Latar Belakang Masalah
 Korupsi merupakan salah satu persoalan terbesar yang dihadapi oleh bangsa Indonesia. Praktik korupsi tidak hanya berdampak pada kerugian finansial negara, tetapi juga merusak tatanan sosial, melemahkan institusi negara, dan menghambat pembangunan ekonomi. Fenomena ini telah menjadi penyakit kronis yang sulit diberantas sepenuhnya, meskipun berbagai upaya telah dilakukan.Â
Laporan Transparency International menunjukkan bahwa Indeks Persepsi Korupsi (IPK) Indonesia terus berada pada tingkat yang mengkhawatirkan, yang mencerminkan bahwa korupsi masih mengakar kuat dalam sistem birokrasi dan masyarakat.
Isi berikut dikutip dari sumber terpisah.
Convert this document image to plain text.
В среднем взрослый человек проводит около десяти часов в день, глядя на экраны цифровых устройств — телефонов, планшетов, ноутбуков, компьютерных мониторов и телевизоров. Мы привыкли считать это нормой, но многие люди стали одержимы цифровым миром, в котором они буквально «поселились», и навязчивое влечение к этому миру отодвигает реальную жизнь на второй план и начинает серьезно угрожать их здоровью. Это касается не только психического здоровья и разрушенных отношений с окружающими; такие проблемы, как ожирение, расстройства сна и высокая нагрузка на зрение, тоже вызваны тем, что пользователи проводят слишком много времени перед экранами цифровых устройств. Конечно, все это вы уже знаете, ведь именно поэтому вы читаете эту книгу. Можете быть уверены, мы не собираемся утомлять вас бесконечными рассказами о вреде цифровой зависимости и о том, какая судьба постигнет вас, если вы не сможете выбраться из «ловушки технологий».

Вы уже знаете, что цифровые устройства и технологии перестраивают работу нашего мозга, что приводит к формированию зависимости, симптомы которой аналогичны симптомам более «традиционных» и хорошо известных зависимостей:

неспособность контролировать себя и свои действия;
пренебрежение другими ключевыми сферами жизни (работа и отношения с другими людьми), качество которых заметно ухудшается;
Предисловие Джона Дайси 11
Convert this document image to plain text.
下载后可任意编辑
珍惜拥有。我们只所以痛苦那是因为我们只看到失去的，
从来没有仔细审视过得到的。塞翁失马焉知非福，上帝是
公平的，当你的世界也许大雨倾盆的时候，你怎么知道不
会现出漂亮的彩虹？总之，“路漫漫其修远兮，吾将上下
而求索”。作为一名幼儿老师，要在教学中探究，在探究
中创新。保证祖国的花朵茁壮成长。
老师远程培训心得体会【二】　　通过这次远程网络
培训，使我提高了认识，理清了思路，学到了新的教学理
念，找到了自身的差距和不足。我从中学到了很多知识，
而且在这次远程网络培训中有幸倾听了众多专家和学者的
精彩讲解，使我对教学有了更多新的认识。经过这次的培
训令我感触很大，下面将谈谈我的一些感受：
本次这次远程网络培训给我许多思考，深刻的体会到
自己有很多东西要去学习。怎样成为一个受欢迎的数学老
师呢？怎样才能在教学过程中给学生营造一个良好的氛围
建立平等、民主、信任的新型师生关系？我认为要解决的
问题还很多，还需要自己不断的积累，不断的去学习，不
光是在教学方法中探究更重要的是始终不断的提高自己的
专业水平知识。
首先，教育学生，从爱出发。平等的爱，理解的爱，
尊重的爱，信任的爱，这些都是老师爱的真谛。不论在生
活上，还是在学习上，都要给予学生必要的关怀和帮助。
  Salah satu penyebab utama sulitnya memberantas korupsi adalah karena sifatnya yang sistemik dan multidimensi. Korupsi bukan hanya masalah hukum dan kebijakan, tetapi juga terkait erat dengan mentalitas individu pelakunya.Â
Banyak pelaku korupsi memiliki jabatan tinggi dan latar belakang pendidikan yang baik, namun tetap tergoda untuk menyalahgunakan kekuasaan demi keuntungan pribadi. Hal ini menunjukkan bahwa pendidikan formal dan kebijakan hukum saja belum cukup untuk mencegah korupsi jika tidak disertai dengan perubahan pada tingkat moral dan spiritual individu.
 Dalam konteks ini, pendekatan berbasis nilai-nilai etika dan spiritual menjadi penting untuk melengkapi pendekatan struktural yang selama ini dominan. Salah satu sumber inspirasi yang relevan dalam konteks budaya Indonesia adalah ajaran kebatinan Ki Ageng Suryomentaram.Â
Sebagai seorang filsuf Jawa, Ki Ageng Suryomentaram menawarkan konsep-konsep kebatinan yang berakar pada pengendalian diri, kesadaran batin, dan pencarian kebahagiaan sejati. Ia mengajarkan bahwa kebahagiaan sejati tidak dapat diperoleh dari kekayaan, kekuasaan, atau status sosial, melainkan dari kemampuan seseorang untuk mengenali dan mengendalikan rasa sejati dalam dirinya.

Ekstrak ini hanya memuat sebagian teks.